Can A Common Performance Language Reduce Workplace Conflict?

05/15/2019 3:57 PM | Paul Venderley (Administrator)

What if you could take away the root cause of a majority of conflicts in the workplace? What will that do to productivity? What will that do to the retention of workers?

Rex Conner points to subjectivity in the work processes as a root cause for a lot of workplace conflict, and states that "fuzzy language" can create an unstable foundation for performance at the very beginning of an employee life cycle.

"Fuzzy language" is a concept brought about by human performance guru Dr. Robert Mager when discussing performance outcomes, and Rex Conner, Lead Partner and Co-Founder of the Mager Consortium, applies it here as he discusses how Recruiting, Training, HR, and Evaluation describe job performance expectations.

"You need one methodology on which to build the processes for recruiting, training, evaluating, and developing employees," Rex shared in a recent interview. "You need a common performance language."

What is a common performance language?

"That is a lot like English," Rex says. "In the workplace, when you speak a common performance language, no one is speaking in fuzzy terms when we're talking about people performing.

Fuzzy terms are subjective terms. Terms that are common in the workplace, like: 'You need to be a team player.' or 'You need to provide world-class customer service.' Those are fuzzy terms. They're open to interpretation. When you're talking about a big organization, that's fine. But when you're talking about an individual performing, every time you have subjective language that you leave open to interpretation, you're inviting conflict, you're inviting inefficiencies.

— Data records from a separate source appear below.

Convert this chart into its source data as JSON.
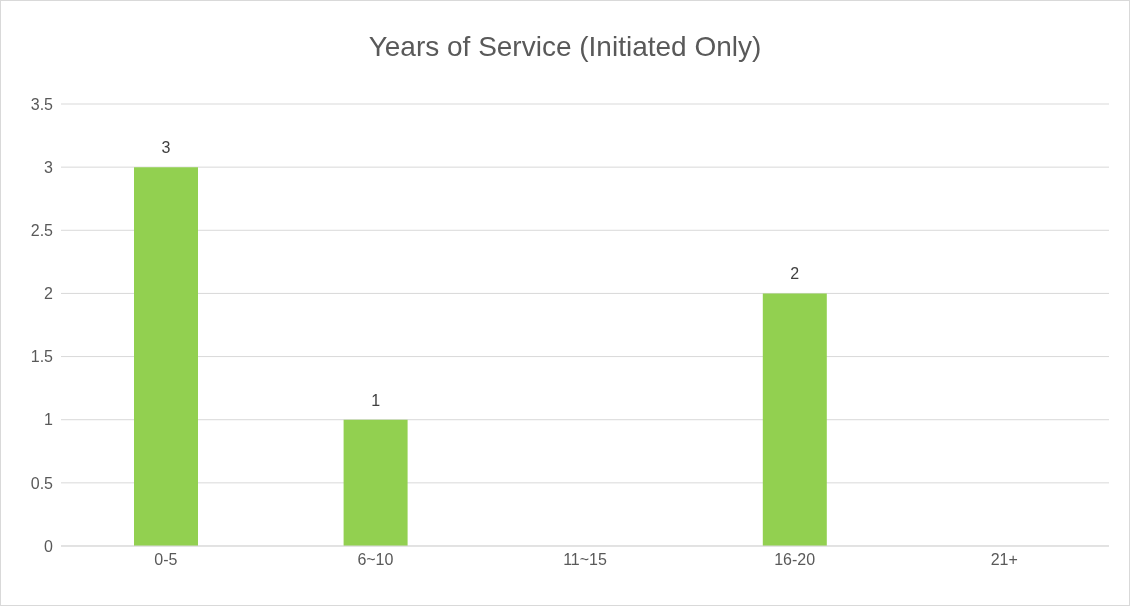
{
  "chart_data": {
    "type": "bar",
    "title": "Years of Service (Initiated Only)",
    "categories": [
      "0-5",
      "6~10",
      "11~15",
      "16-20",
      "21+"
    ],
    "values": [
      3,
      1,
      null,
      2,
      null
    ],
    "color": "#92d050",
    "ylim": [
      0,
      3.5
    ],
    "yticks": [
      0,
      0.5,
      1,
      1.5,
      2,
      2.5,
      3,
      3.5
    ],
    "grid": "y",
    "data_labels": true
  }
}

"So a common performance language means: everyone speaking in clear terms, and in addition to verbal speech, the processes that are involved, the work processes, the way you get things done, do not have subjectivity in them. You've worked through all the processes and made them objective."

As long as HR, training, the business units, and the quality people are speaking their own languages you are bound to have conflicts, misunderstandings, and inefficiencies that sap the human spirit and the bottom line.

That quote comes from the description for Rex Connor's upcoming seminar: "Creating A Common Performance Language." We asked Rex if the argot specific to each department contributed to the subjective language.

"It's OK if each discipline has its own jargon," he replied. "We all develop jargon just around the work we do. But when we're talking about the common effort about helping people perform when they're on the job, that's when you need to take out the subjectivity, both in the language we use, the discussions we have, and in the work processes.

"It's definitely a cross-functional effort. It doesn't mean that all the functions need to morph together. HR can still be HR, and the recruiting component can still be recruiting and have their own terminology. But the processes that they use need to be built on the same objectives on which the training is done. The evaluation of workers needs to use the same standards that they used in training. Needs to use the same job description that they used in recruiting. And so, those functions don't have to merge, but the processes that they use have to have the same language, the same basics. It all needs to be governed by the same performance objectives."